2. "O que fazer com os bons". A pergunta pode causar estranheza, porém me foi imposta, devido à agitação que causou a audiência de Madri. Trabalhar para que se julgue os responsáveis últimos de tantos assassinatos neste país, os de vocês e os de duas mulheres inocentes, é coisa muito boa e muito necessária. Pode trazer muitos bens. Pode ser uma grande ajuda, e muito necessária, para que se acabe, ou diminua a impunidade.
Por certo não saiu nos noticiários, porém muito nos alegramos de que os militares argentinos que em 1976 ordenaram o assassinato do bispo Enrique Angelelli, sejam julgados 35 anos depois.
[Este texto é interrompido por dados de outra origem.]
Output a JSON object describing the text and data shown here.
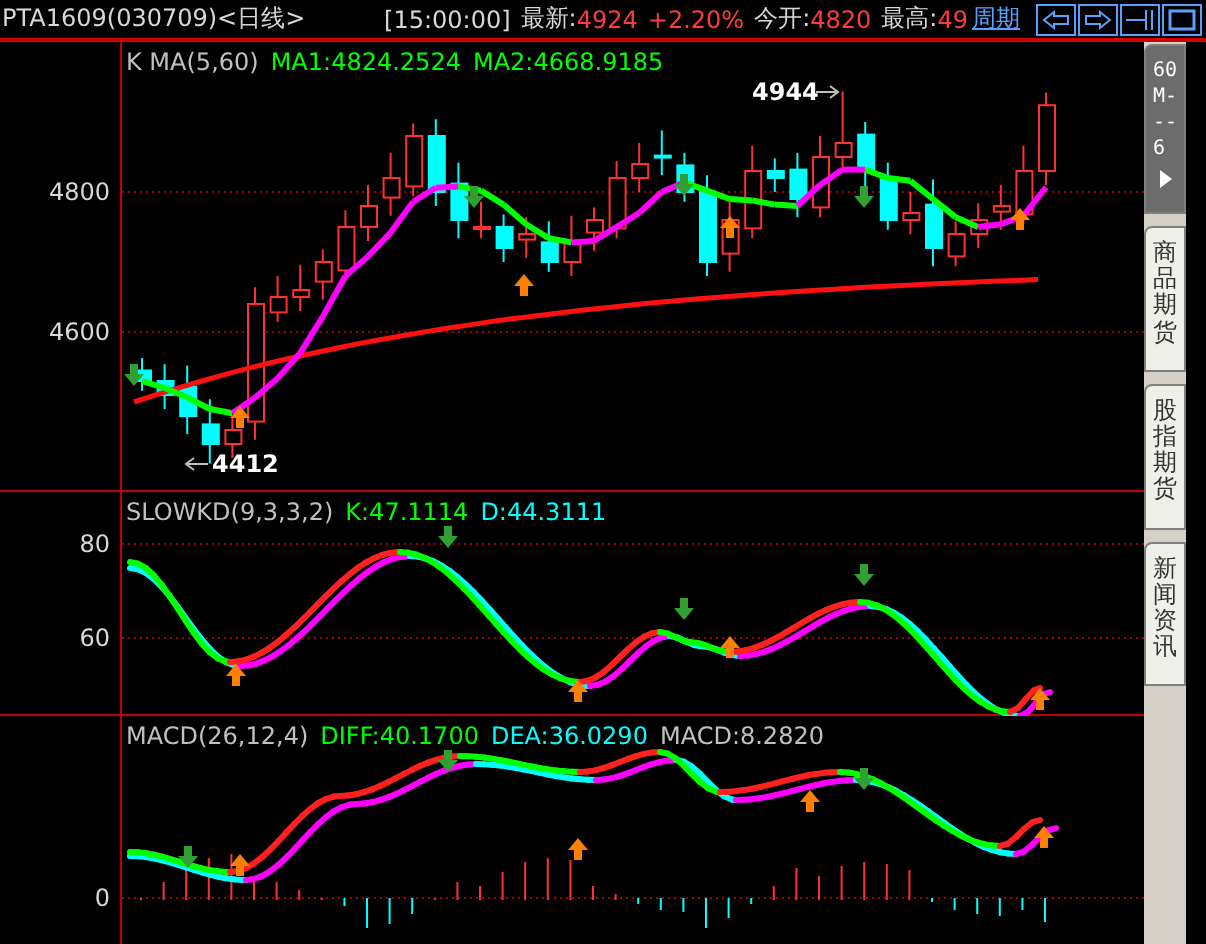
{
  "header": {
    "title": "PTA1609(030709)<日线>",
    "time": "[15:00:00]",
    "latest_label": "最新:",
    "latest_value": "4924",
    "change": "+2.20%",
    "open_label": "今开:",
    "open_value": "4820",
    "high_label": "最高:",
    "high_value": "49",
    "period_link": "周期"
  },
  "main_chart": {
    "legend": [
      {
        "text": "K  MA(5,60)",
        "color": "#c0c0c0"
      },
      {
        "text": "MA1:4824.2524",
        "color": "#00ff00"
      },
      {
        "text": "MA2:4668.9185",
        "color": "#00ff00"
      }
    ],
    "y_labels": [
      "4800",
      "4600"
    ],
    "high_marker": "4944",
    "low_marker": "4412"
  },
  "kd_chart": {
    "legend": [
      {
        "text": "SLOWKD(9,3,3,2)",
        "color": "#c0c0c0"
      },
      {
        "text": "K:47.1114",
        "color": "#00ff00"
      },
      {
        "text": "D:44.3111",
        "color": "#00ffff"
      }
    ],
    "y_labels": [
      "80",
      "60"
    ]
  },
  "macd_chart": {
    "legend": [
      {
        "text": "MACD(26,12,4)",
        "color": "#c0c0c0"
      },
      {
        "text": "DIFF:40.1700",
        "color": "#00ff00"
      },
      {
        "text": "DEA:36.0290",
        "color": "#00ffff"
      },
      {
        "text": "MACD:8.2820",
        "color": "#c0c0c0"
      }
    ],
    "y_labels": [
      "0"
    ]
  },
  "side_tabs": [
    {
      "label": "60M---6",
      "kind": "period",
      "selected": true
    },
    {
      "label": "商品期货",
      "kind": "text",
      "selected": false
    },
    {
      "label": "股指期货",
      "kind": "text",
      "selected": false
    },
    {
      "label": "新闻资讯",
      "kind": "text",
      "selected": false
    }
  ]
}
É um exemplo, pouco extenso, de que a verdade pode triunfar sobre a mentira e o encobrimento, que têm milhões de dólares e armas sofisticadas a seu serviço: que a justiça pode triunfar sobre a crueldade e a vileza; que a civilização da impunidade, muito afim à civilização da riqueza contra a qual nos advertiste fortemente até o final, se veja um pouco freada. Com o julgamento dos militares argentinos não desaparecem todos os males e o mundo do capital, ainda com alguns avanços e algo de democracia, segue produzindo vítimas impunemente. E conseguiu criar uma civilização do encobrimento, embora sempre haja quem o desmascare de diversas formas: bispos como Casaldáliga, ou "os indignados"... Esperamos que a audiência de Madri tenha êxito e que em El Salvador ocorra o que houve na Argentina, embora, evidentemente, haja forças poderosíssimas que estão contra de que isso ocorra.
Nesta situação, me veio à mente uma pergunta que pode parecer estranha. Dito com simplicidade, parece que sabemos o que fazer "com os maus", de modo que nosso proceder com eles produza bens, por suposto: instaurar verdade e justiça no país, chegar a oferecer perdão – embora mais difícil que perdoar é deixar-se perdoar. E há gente muito boa que trabalha em favor disso.
Também sabemos, ao menos em princípio, o que fazer com as vítimas: o que Puebla diz que Deus faz com os pobres, "tomar sua defesa e amá-los". E estas não são, em absoluto, palavras inocentes, pois tomar sua defesa supõe inevitavelmente entrar em graves conflitos com aqueles que os oprimem. Significa entrar "na luta pela justiça", "a luta crucial de nosso tempo", como o disse a Congregação Geral XXXII. Não muitos o fazem, porém a idéia é bem clara.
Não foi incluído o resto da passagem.